I wobbled to my feet, walked over to the console, and keyed in my selection. “Hi all, I’m Sarah Weber. I’m one of the managers from OwKeMa”—that still felt weird to say—“and I work in mathematical logistics. Now, this is a song my grandpa loved, he always played it when I was staying at his place, and it makes me think of him. Marlene Dietrich sang this.”

One last moment of panic, as I belatedly remembered that there were several different recordings around. But then the accordion started, and it was okay, it was Marlene’s version.

“Vor der Kaserne, vor dem großen Tor

Stand eine Laterne und steht sie noch davor…”

It’s a soldier’s song. After a night out with his lady-love, he’s saying good-bye to her under the lantern at the barracks. A wistful good-bye, wondering if they’ll see one again, even as their shadows merge into one, and hinting that if he has to he’ll rise from the earth like mist to wait for her there.

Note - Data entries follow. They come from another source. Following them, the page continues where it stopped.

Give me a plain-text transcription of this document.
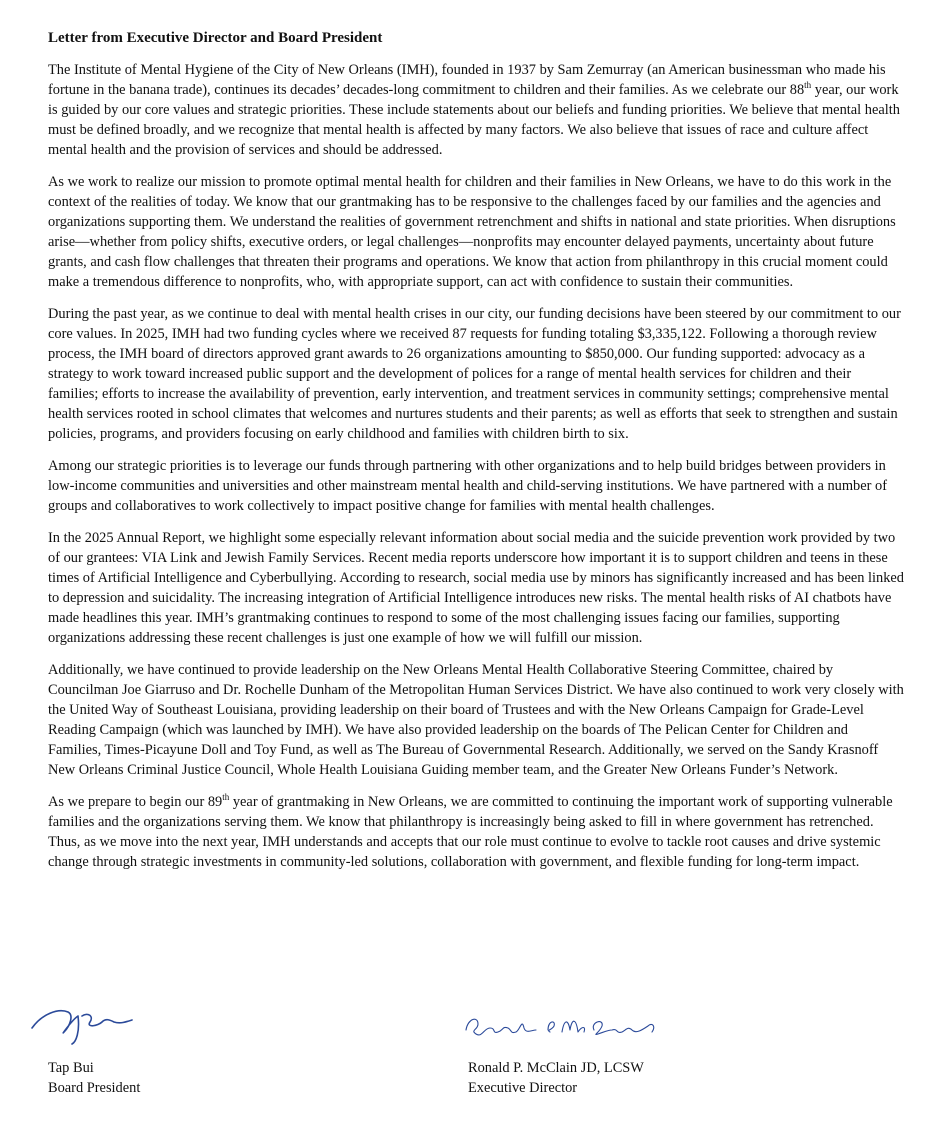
Letter from Executive Director and Board President

The Institute of Mental Hygiene of the City of New Orleans (IMH), founded in 1937 by Sam Zemurray (an American businessman who made his fortune in the banana trade), continues its decades’ decades-long commitment to children and their families. As we celebrate our 88th year, our work is guided by our core values and strategic priorities. These include statements about our beliefs and funding priorities. We believe that mental health must be defined broadly, and we recognize that mental health is affected by many factors. We also believe that issues of race and culture affect mental health and the provision of services and should be addressed.

As we work to realize our mission to promote optimal mental health for children and their families in New Orleans, we have to do this work in the context of the realities of today. We know that our grantmaking has to be responsive to the challenges faced by our families and the agencies and organizations supporting them. We understand the realities of government retrenchment and shifts in national and state priorities. When disruptions arise—whether from policy shifts, executive orders, or legal challenges—nonprofits may encounter delayed payments, uncertainty about future grants, and cash flow challenges that threaten their programs and operations. We know that action from philanthropy in this crucial moment could make a tremendous difference to nonprofits, who, with appropriate support, can act with confidence to sustain their communities.

During the past year, as we continue to deal with mental health crises in our city, our funding decisions have been steered by our commitment to our core values. In 2025, IMH had two funding cycles where we received 87 requests for funding totaling $3,335,122. Following a thorough review process, the IMH board of directors approved grant awards to 26 organizations amounting to $850,000. Our funding supported: advocacy as a strategy to work toward increased public support and the development of polices for a range of mental health services for children and their families; efforts to increase the availability of prevention, early intervention, and treatment services in community settings; comprehensive mental health services rooted in school climates that welcomes and nurtures students and their parents; as well as efforts that seek to strengthen and sustain policies, programs, and providers focusing on early childhood and families with children birth to six.

Among our strategic priorities is to leverage our funds through partnering with other organizations and to help build bridges between providers in low-income communities and universities and other mainstream mental health and child-serving institutions. We have partnered with a number of groups and collaboratives to work collectively to impact positive change for families with mental health challenges.

In the 2025 Annual Report, we highlight some especially relevant information about social media and the suicide prevention work provided by two of our grantees: VIA Link and Jewish Family Services. Recent media reports underscore how important it is to support children and teens in these times of Artificial Intelligence and Cyberbullying. According to research, social media use by minors has significantly increased and has been linked to depression and suicidality. The increasing integration of Artificial Intelligence introduces new risks. The mental health risks of AI chatbots have made headlines this year. IMH’s grantmaking continues to respond to some of the most challenging issues facing our families, supporting organizations addressing these recent challenges is just one example of how we will fulfill our mission.

Additionally, we have continued to provide leadership on the New Orleans Mental Health Collaborative Steering Committee, chaired by Councilman Joe Giarruso and Dr. Rochelle Dunham of the Metropolitan Human Services District. We have also continued to work very closely with the United Way of Southeast Louisiana, providing leadership on their board of Trustees and with the New Orleans Campaign for Grade-Level Reading Campaign (which was launched by IMH). We have also provided leadership on the boards of The Pelican Center for Children and Families, Times-Picayune Doll and Toy Fund, as well as The Bureau of Governmental Research. Additionally, we served on the Sandy Krasnoff New Orleans Criminal Justice Council, Whole Health Louisiana Guiding member team, and the Greater New Orleans Funder’s Network.

As we prepare to begin our 89th year of grantmaking in New Orleans, we are committed to continuing the important work of supporting vulnerable families and the organizations serving them. We know that philanthropy is increasingly being asked to fill in where government has retrenched. Thus, as we move into the next year, IMH understands and accepts that our role must continue to evolve to tackle root causes and drive systemic change through strategic investments in community-led solutions, collaboration with government, and flexible funding for long-term impact.

Tap Bui
Board President
Ronald P. McClain JD, LCSW
Executive Director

I’d heard it a hundred times, I knew it by heart, but I didn’t even think about the girl’s name until I was singing it.

“Wie einst, Lili Marleen,

Wie einst, Lili Marleen.”

I looked for Anjali as I sang it, but all I could see was the lights in my eyes and behind them a shimmer of coloured silk.

Then the song died away, and my time at the centre of attention came to a merciful end, and I slipped offstage to find her.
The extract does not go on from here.